C’est dans ce cadre que, le 16 mars, à l’occasion d’un rassemblement à proximité de l’Élysée, nous avons rendu publiques « Dix propositions pour la France ». Ces propositions ne sont pas la reprise du programme du Parti communiste français. Elles ont été construites à partir de la décision des communistes de s’engager dans les échanges citoyens, les rencontres dans les mairies, la rédaction des « cahiers de l’espoir ». Elles partent des mesu­res d’urgence qui s’imposent – pour la justice sociale, la justice climatique, la justice fiscale, la démocratie –, et elles proposent de premiers moyens pour les satisfaire : redistribution des richesses, remise en cause du pouvoir de la finance, nationalisation d’une grande banque privée au service de la renaissance industrielle comme de la transition écologique, retour du pouvoir au Parlement et aux citoyens contre le système de monarchie présidentielle, rupture avec l’austérité européenne.
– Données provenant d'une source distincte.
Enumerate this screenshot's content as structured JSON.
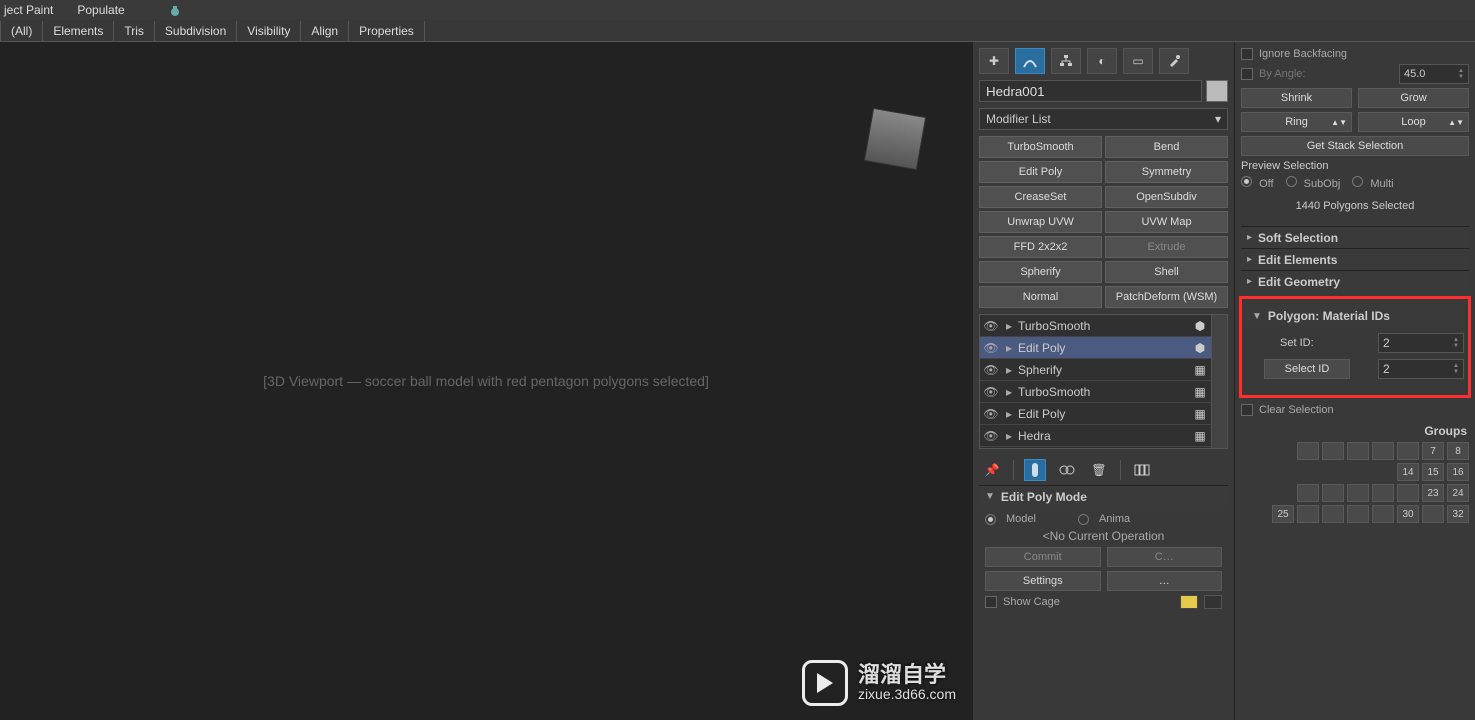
{
  "menubar": {
    "item1": "ject Paint",
    "item2": "Populate"
  },
  "tabbar": {
    "all": "(All)",
    "elements": "Elements",
    "tris": "Tris",
    "subdivision": "Subdivision",
    "visibility": "Visibility",
    "align": "Align",
    "properties": "Properties"
  },
  "viewport": {
    "placeholder": "[3D Viewport — soccer ball model with red pentagon polygons selected]"
  },
  "object": {
    "name": "Hedra001"
  },
  "modifier_list_label": "Modifier List",
  "modifiers": {
    "turbosmooth": "TurboSmooth",
    "bend": "Bend",
    "editpoly": "Edit Poly",
    "symmetry": "Symmetry",
    "creaseset": "CreaseSet",
    "opensubdiv": "OpenSubdiv",
    "unwrap": "Unwrap UVW",
    "uvwmap": "UVW Map",
    "ffd": "FFD 2x2x2",
    "extrude": "Extrude",
    "spherify": "Spherify",
    "shell": "Shell",
    "normal": "Normal",
    "patchdeform": "PatchDeform (WSM)"
  },
  "stack": [
    {
      "label": "TurboSmooth"
    },
    {
      "label": "Edit Poly",
      "sel": true
    },
    {
      "label": "Spherify"
    },
    {
      "label": "TurboSmooth"
    },
    {
      "label": "Edit Poly"
    },
    {
      "label": "Hedra"
    }
  ],
  "edit_poly_mode": {
    "header": "Edit Poly Mode",
    "model": "Model",
    "anima": "Anima",
    "no_op": "<No Current Operation",
    "commit": "Commit",
    "settings": "Settings",
    "show_cage": "Show Cage"
  },
  "selection": {
    "ignore_backfacing": "Ignore Backfacing",
    "by_angle": "By Angle:",
    "by_angle_val": "45.0",
    "shrink": "Shrink",
    "grow": "Grow",
    "ring": "Ring",
    "loop": "Loop",
    "get_stack": "Get Stack Selection",
    "preview": "Preview Selection",
    "off": "Off",
    "subobj": "SubObj",
    "multi": "Multi",
    "count": "1440 Polygons Selected"
  },
  "rollouts": {
    "soft": "Soft Selection",
    "edit_elem": "Edit Elements",
    "edit_geom": "Edit Geometry",
    "material": "Polygon: Material IDs",
    "set_id": "Set ID:",
    "set_id_val": "2",
    "select_id": "Select ID",
    "select_id_val": "2",
    "clear_sel": "Clear Selection",
    "groups": "Groups"
  },
  "groups_row1": [
    "",
    "",
    "",
    "",
    "",
    "7",
    "8"
  ],
  "groups_row3": [
    "",
    "",
    "",
    "",
    "",
    "23",
    "24"
  ],
  "groups_row4": [
    "25",
    "",
    "",
    "",
    "",
    "30",
    "",
    "32"
  ],
  "watermark": {
    "brand": "溜溜自学",
    "url": "zixue.3d66.com"
  }
}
Sur les mois qui viennent, en articulant ces propositions à celles, convergentes, de la liste conduite par Ian Brossat pour les élections européennes, nous allons les relayer dans le pays, les soumettre à la plus large discussion, les adresser à l’ensemble des forces de gauche et du monde syndical ou associatif. Pour rassembler demain une majorité politique, une nouvelle union populaire devra se construire à partir de ce que nos concitoyennes et nos concitoyens espèrent et revendiquent. Il lui faudra aussi lier la volonté de rassemblement à gauche, le contenu de ce dernier et l’implication citoyenne à tous les niveaux. Avec les « Dix propositions », avec notre appel à débattre et à confronter les ré­flexions, nous avons voulu poser un jalon dans cette direction.